PHOTO COURTESY SHUTTERSTOCK

Existing in the public eye has often gone hand in hand with a hypercritical focus on one's personal life. There's no shortage of public figures who have been the subject of criticism and the center of scandal. But recently, that criticism has taken on a new shape.

Whether it's over a controversial comment, an unpopular opinion, a long-forgotten tweet or picture, or even outright criminal activity, many high-profile people have been subject to a rise in widespread and aggressive shaming by the masses, usually on an online stage. From celebrities and social media personalities to world leaders and business figures, no one is exempt from this relatively new level of scrutiny, often referred to as cancel culture, call-out culture, and even sometimes outrage culture.

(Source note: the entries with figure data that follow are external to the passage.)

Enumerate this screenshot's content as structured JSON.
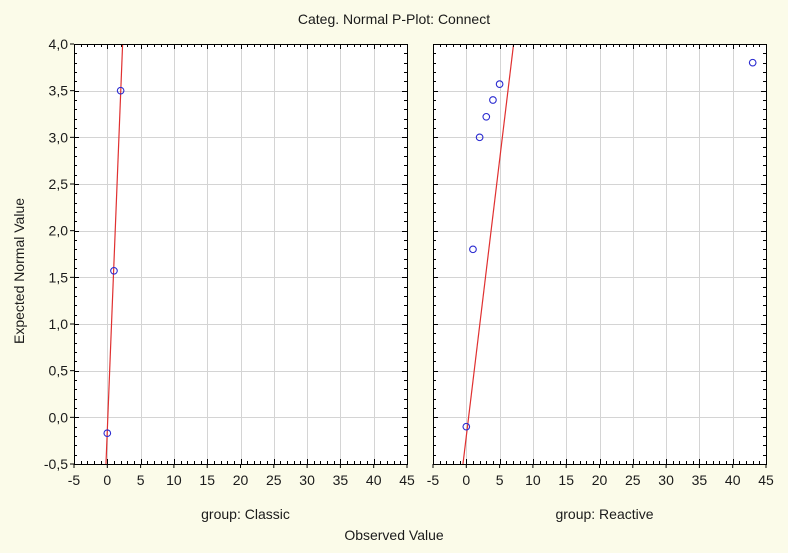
{
  "colors": {
    "background": "#fbfbe9",
    "plot_background": "#ffffff",
    "grid": "#d4d4d4",
    "fit_line": "#e03030",
    "point": "#2a2ad0",
    "axis": "#000000"
  },
  "chart_data": {
    "type": "scatter",
    "title": "Categ. Normal P-Plot:  Connect",
    "xlabel": "Observed Value",
    "ylabel": "Expected Normal Value",
    "xlim": [
      -5,
      45
    ],
    "ylim": [
      -0.5,
      4.0
    ],
    "x_ticks": [
      "-5",
      "0",
      "5",
      "10",
      "15",
      "20",
      "25",
      "30",
      "35",
      "40",
      "45"
    ],
    "y_ticks": [
      "-0,5",
      "0,0",
      "0,5",
      "1,0",
      "1,5",
      "2,0",
      "2,5",
      "3,0",
      "3,5",
      "4,0"
    ],
    "grid": true,
    "panels": [
      {
        "label": "group: Classic",
        "points": [
          {
            "x": 0,
            "y": -0.17
          },
          {
            "x": 1,
            "y": 1.57
          },
          {
            "x": 2,
            "y": 3.5
          }
        ],
        "fit_line": {
          "x0": -0.2,
          "y0": -0.5,
          "x1": 2.3,
          "y1": 4.0
        }
      },
      {
        "label": "group: Reactive",
        "points": [
          {
            "x": 0,
            "y": -0.1
          },
          {
            "x": 1,
            "y": 1.8
          },
          {
            "x": 2,
            "y": 3.0
          },
          {
            "x": 3,
            "y": 3.22
          },
          {
            "x": 4,
            "y": 3.4
          },
          {
            "x": 5,
            "y": 3.57
          },
          {
            "x": 43,
            "y": 3.8
          }
        ],
        "fit_line": {
          "x0": -0.5,
          "y0": -0.5,
          "x1": 7.1,
          "y1": 4.0
        }
      }
    ]
  }
}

At first glance, cancel culture seems to be all about holding people accountable for problematic behaviour, but oftentimes it becomes more about a cry for blanket condemnation and less about someone taking real responsibility for what they did.

Many take issue with this idea that one wrong move could define someone's entire life. Besides, does cancelling someone even work? Not nearly as often as it doesn't. There are cases where cancel culture sticks and a public figure is cast out, but generally the online fury is very brief and any significant social consequences are short-term or lacking in severity compared to original calls for boycotts or bringing careers to an end.

Personally, there are certain things people can do and have done that are more than enough to make me not want to bother engaging with ideas of second chances or forgiveness, but I don't think writing people off or blacklisting them should be the automatic answer to any and all incidents of wrongdoing. Taking a step further, another issue that comes up with cancel culture is that applying the same response and treating every incident with the same outrage diminishes the weight of things that deserve more attention and concern than others.

Complete moral purity is an impossible standard. If our first and only response to perceived moral faults is to ‘cancel’ someone permanently, we deprive ourselves of any chance to grow and learn.

But letting things slide without comment or criticism of any kind isn't the way to go either. We should be able to acknowledge and engage critically with our faults. Taking public figures off of their historic pedestal and holding them accountable for their actions is a step in the right direction. The key is to find a middle ground between the extremes of zero responsibility and a one strike policy.

Cancel culture as it is does not allow for true accountability. It robs us of the opportunity to do better. We all say and do things we shouldn't at times throughout our lives, and we should have space to consider questions of responsibility and to take steps toward positive change. Perfection is not achievable, but progress and self-improvement are.